A forkful of the finished Shrimp Scampi with a juicy shrimp.

A classic Italian-American dish, this Shrimp Scampi features large shrimp quickly sautéed with garlic and red pepper flakes. A simple pan sauce is made from lemon juice, dry white wine, and butter, emulsified with a bit of starchy pasta water. The sauce and shrimp are then tossed with cooked angel hair pasta, fresh parsley, and lemon zest for a bright and flavorful finish.
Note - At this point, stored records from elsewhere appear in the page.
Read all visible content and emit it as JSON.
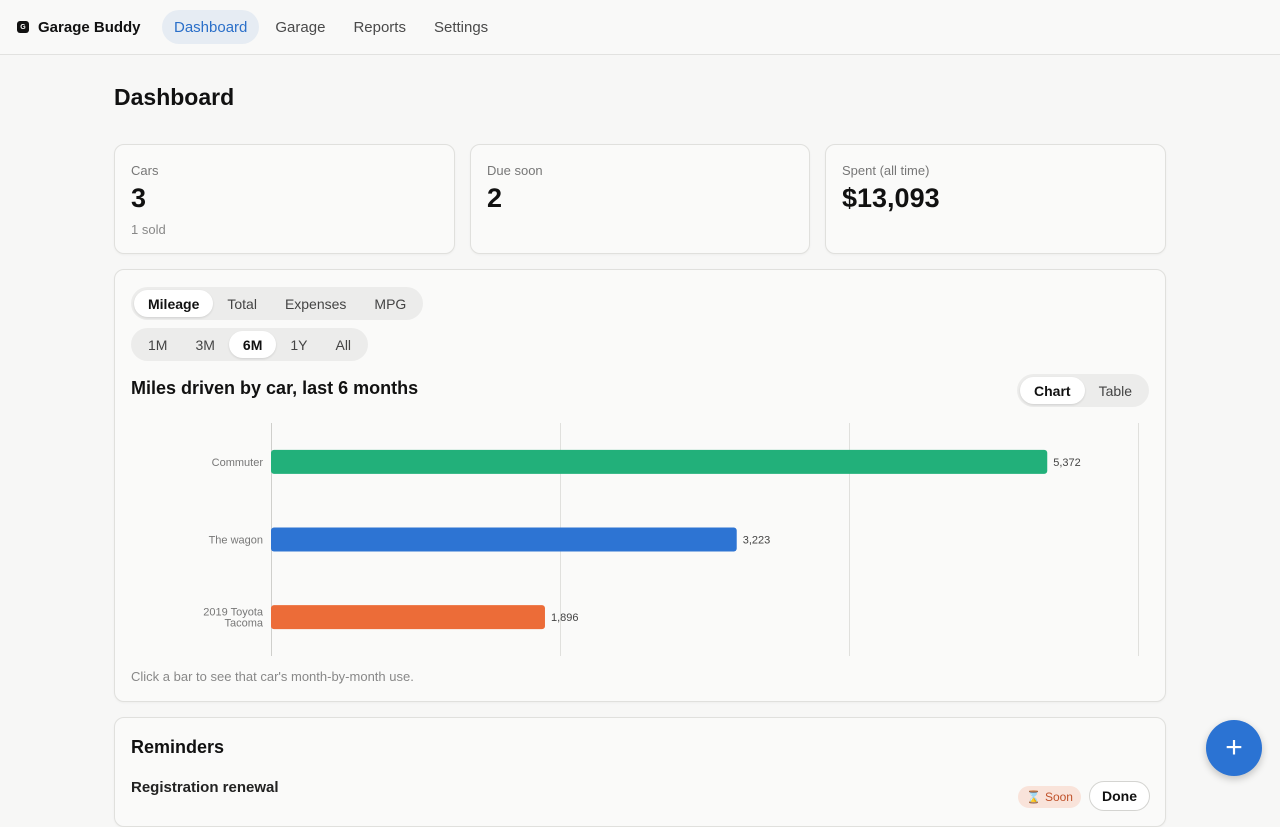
{
  "app": {
    "name": "Garage Buddy",
    "logo_letter": "G",
    "nav": [
      {
        "label": "Dashboard",
        "active": true
      },
      {
        "label": "Garage",
        "active": false
      },
      {
        "label": "Reports",
        "active": false
      },
      {
        "label": "Settings",
        "active": false
      }
    ]
  },
  "page": {
    "title": "Dashboard"
  },
  "stats": [
    {
      "label": "Cars",
      "value": "3",
      "sub": "1 sold"
    },
    {
      "label": "Due soon",
      "value": "2",
      "sub": ""
    },
    {
      "label": "Spent (all time)",
      "value": "$13,093",
      "sub": ""
    }
  ],
  "metric_tabs": [
    {
      "label": "Mileage",
      "active": true
    },
    {
      "label": "Total",
      "active": false
    },
    {
      "label": "Expenses",
      "active": false
    },
    {
      "label": "MPG",
      "active": false
    }
  ],
  "range_tabs": [
    {
      "label": "1M",
      "active": false
    },
    {
      "label": "3M",
      "active": false
    },
    {
      "label": "6M",
      "active": true
    },
    {
      "label": "1Y",
      "active": false
    },
    {
      "label": "All",
      "active": false
    }
  ],
  "view_tabs": [
    {
      "label": "Chart",
      "active": true
    },
    {
      "label": "Table",
      "active": false
    }
  ],
  "chart_note": "Click a bar to see that car's month-by-month use.",
  "chart_data": {
    "type": "bar",
    "orientation": "horizontal",
    "title": "Miles driven by car, last 6 months",
    "categories": [
      "Commuter",
      "The wagon",
      "2019 Toyota Tacoma"
    ],
    "values": [
      5372,
      3223,
      1896
    ],
    "value_labels": [
      "5,372",
      "3,223",
      "1,896"
    ],
    "colors": [
      "#22b07a",
      "#2d74d3",
      "#ec6c38"
    ],
    "xlim": [
      0,
      6000
    ],
    "grid": true,
    "xlabel": "",
    "ylabel": ""
  },
  "reminders": {
    "title": "Reminders",
    "items": [
      {
        "name": "Registration renewal",
        "badge": "Soon",
        "badge_icon": "hourglass-icon",
        "action": "Done"
      }
    ]
  },
  "fab": {
    "icon": "plus-icon",
    "symbol": "+"
  }
}
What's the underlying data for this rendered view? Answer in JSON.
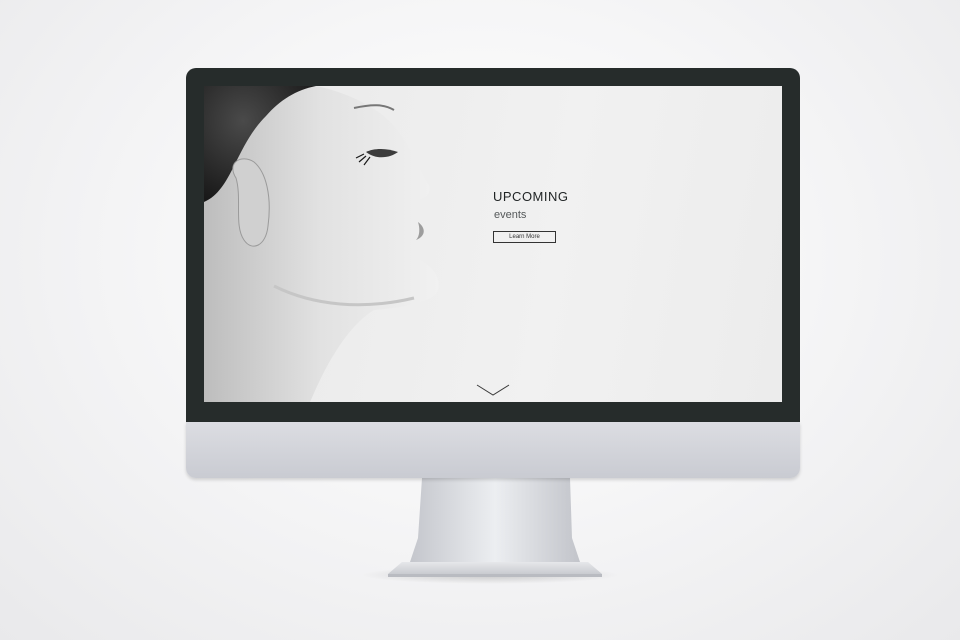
{
  "hero": {
    "title": "UPCOMING",
    "subtitle": "events",
    "button_label": "Learn More"
  },
  "icons": {
    "scroll_down": "chevron-down-icon"
  },
  "colors": {
    "bezel": "#262c2b",
    "screen_background": "#eeeeee",
    "text_dark": "#1f2324",
    "chin": "#d3d5db"
  }
}
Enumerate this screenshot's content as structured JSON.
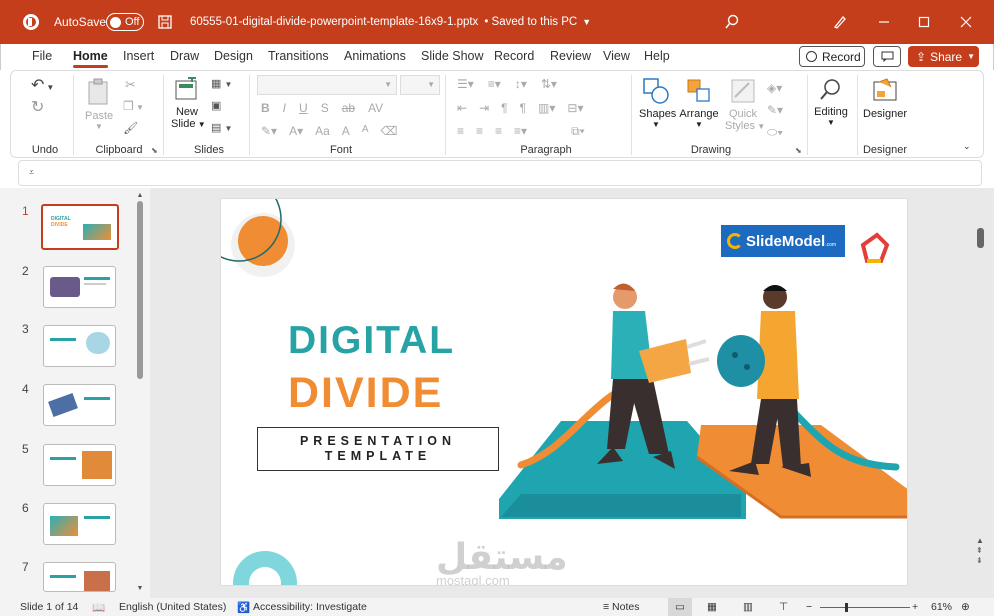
{
  "titlebar": {
    "autosave_label": "AutoSave",
    "autosave_state": "Off",
    "filename": "60555-01-digital-divide-powerpoint-template-16x9-1.pptx",
    "save_status": "• Saved to this PC",
    "accent": "#c43e1c"
  },
  "tabs": [
    "File",
    "Home",
    "Insert",
    "Draw",
    "Design",
    "Transitions",
    "Animations",
    "Slide Show",
    "Record",
    "Review",
    "View",
    "Help"
  ],
  "record_label": "Record",
  "share_label": "Share",
  "ribbon": {
    "undo_label": "Undo",
    "clipboard": {
      "paste": "Paste",
      "label": "Clipboard"
    },
    "slides": {
      "new_slide_1": "New",
      "new_slide_2": "Slide",
      "label": "Slides"
    },
    "font": {
      "label": "Font",
      "bold": "B",
      "italic": "I",
      "underline": "U",
      "strike": "S",
      "shadow": "ab",
      "spacing": "AV",
      "case": "Aa",
      "grow": "A",
      "shrink": "A"
    },
    "paragraph": {
      "label": "Paragraph"
    },
    "drawing": {
      "shapes": "Shapes",
      "arrange": "Arrange",
      "quick_1": "Quick",
      "quick_2": "Styles",
      "label": "Drawing"
    },
    "editing": {
      "label": "Editing"
    },
    "designer": {
      "button": "Designer",
      "label": "Designer"
    }
  },
  "thumbnails": [
    "1",
    "2",
    "3",
    "4",
    "5",
    "6",
    "7"
  ],
  "slide": {
    "brand": "SlideModel",
    "brand_suffix": ".com",
    "title_1": "DIGITAL",
    "title_2": "DIVIDE",
    "sub_1": "PRESENTATION",
    "sub_2": "TEMPLATE",
    "watermark_ar": "مستقل",
    "watermark_url": "mostaql.com"
  },
  "status": {
    "slide_count": "Slide 1 of 14",
    "language": "English (United States)",
    "accessibility": "Accessibility: Investigate",
    "notes": "Notes",
    "zoom": "61%",
    "zoom_level": 0.61
  }
}
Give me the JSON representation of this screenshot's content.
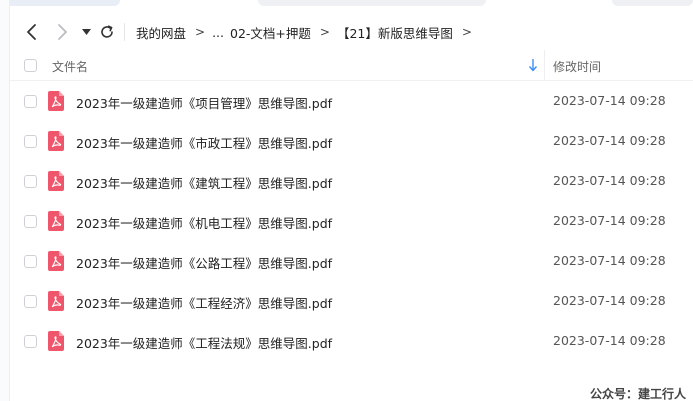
{
  "breadcrumb": {
    "items": [
      "我的网盘",
      "...",
      "02-文档+押题",
      "【21】新版思维导图"
    ],
    "separator": ">"
  },
  "table": {
    "header_name": "文件名",
    "header_date": "修改时间",
    "rows": [
      {
        "name": "2023年一级建造师《项目管理》思维导图.pdf",
        "date": "2023-07-14 09:28"
      },
      {
        "name": "2023年一级建造师《市政工程》思维导图.pdf",
        "date": "2023-07-14 09:28"
      },
      {
        "name": "2023年一级建造师《建筑工程》思维导图.pdf",
        "date": "2023-07-14 09:28"
      },
      {
        "name": "2023年一级建造师《机电工程》思维导图.pdf",
        "date": "2023-07-14 09:28"
      },
      {
        "name": "2023年一级建造师《公路工程》思维导图.pdf",
        "date": "2023-07-14 09:28"
      },
      {
        "name": "2023年一级建造师《工程经济》思维导图.pdf",
        "date": "2023-07-14 09:28"
      },
      {
        "name": "2023年一级建造师《工程法规》思维导图.pdf",
        "date": "2023-07-14 09:28"
      }
    ]
  },
  "icons": {
    "back": "chevron-left-icon",
    "forward": "chevron-right-icon",
    "dropdown": "caret-down-icon",
    "refresh": "refresh-icon",
    "sort": "arrow-down-icon",
    "file": "pdf-file-icon"
  },
  "colors": {
    "pdf_icon": "#f0566b",
    "sort_arrow": "#3b8ff5"
  },
  "watermark": "公众号：建工行人"
}
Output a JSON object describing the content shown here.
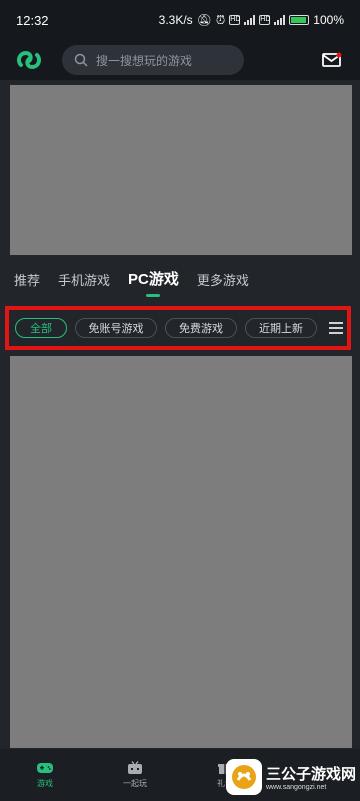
{
  "status_bar": {
    "time": "12:32",
    "speed": "3.3K/s",
    "battery_percent": "100%",
    "hd_label": "HD",
    "network_label": "4G"
  },
  "header": {
    "search_placeholder": "搜一搜想玩的游戏"
  },
  "tabs": [
    {
      "label": "推荐"
    },
    {
      "label": "手机游戏"
    },
    {
      "label": "PC游戏"
    },
    {
      "label": "更多游戏"
    }
  ],
  "filters": [
    {
      "label": "全部"
    },
    {
      "label": "免账号游戏"
    },
    {
      "label": "免费游戏"
    },
    {
      "label": "近期上新"
    }
  ],
  "bottom_nav": [
    {
      "label": "游戏"
    },
    {
      "label": "一起玩"
    },
    {
      "label": "礼包"
    }
  ],
  "watermark": {
    "title": "三公子游戏网",
    "url": "www.sangongzi.net"
  },
  "colors": {
    "accent": "#27c07d",
    "highlight_box": "#e21515"
  }
}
It’s a quick and elegant meal perfect for a weeknight dinner.

Ingredients

Scale
  • 1 pound angel hair pasta
  • 2 tablespoons olive oil
  • 1 pound large shrimp, peeled and deveined
  • 4 cloves garlic, minced
  • 1/2 teaspoon red pepper flakes
  • 1 lemon, juiced, plus 1/2 lemon, zested
  • 1/2 cup dry white wine
  • 5 tablespoons butter
  • 1/4 cup chopped parsley leaves
  • Salt and freshly ground black pepper to taste

Instructions

  1. Bring a large pot of salted water to a boil over medium heat. Add the angel hair pasta and cook until al dente, following package directions (usually 3-5 minutes).
  2. Meanwhile, heat the olive oil in a large 12-inch skillet over medium-high heat. When the oil is shimmering, add the shrimp and sauté for 2 to 3 minutes, until just cooked through. Remove the shrimp from the skillet to a plate and set aside.
  3. Add the minced garlic and red pepper flakes to the same skillet and sauté for about 1 minute until the garlic is fragrant.
  4. Add the lemon juice and white wine to the skillet and increase the heat to high. Allow the liquid to reduce for 2 to 3 minutes.
  5. Whisk in the butter until it melts and creates a creamy sauce. Add a ladleful of the hot pasta cooking water and stir.
  6. Return the cooked shrimp to the skillet. Remove the pan from the heat.
  7. Drain the cooked pasta and add it directly to the skillet with the sauce. Add the chopped parsley and toss everything to combine.
  8. Stir in the lemon zest and adjust the seasonings with salt and pepper to your taste.
  9. Transfer to a serving platter and serve immediately.

Notes

  • Cooking the pasta ‘al dente’ is important as it will continue to absorb some sauce after being drained.
  • Removing the shrimp from the skillet after the initial sauté and adding them back at the end prevents them from overcooking and becoming tough.
  • Using a ladleful of the starchy pasta water is a key technique to help the butter and wine sauce emulsify and cling to the noodles.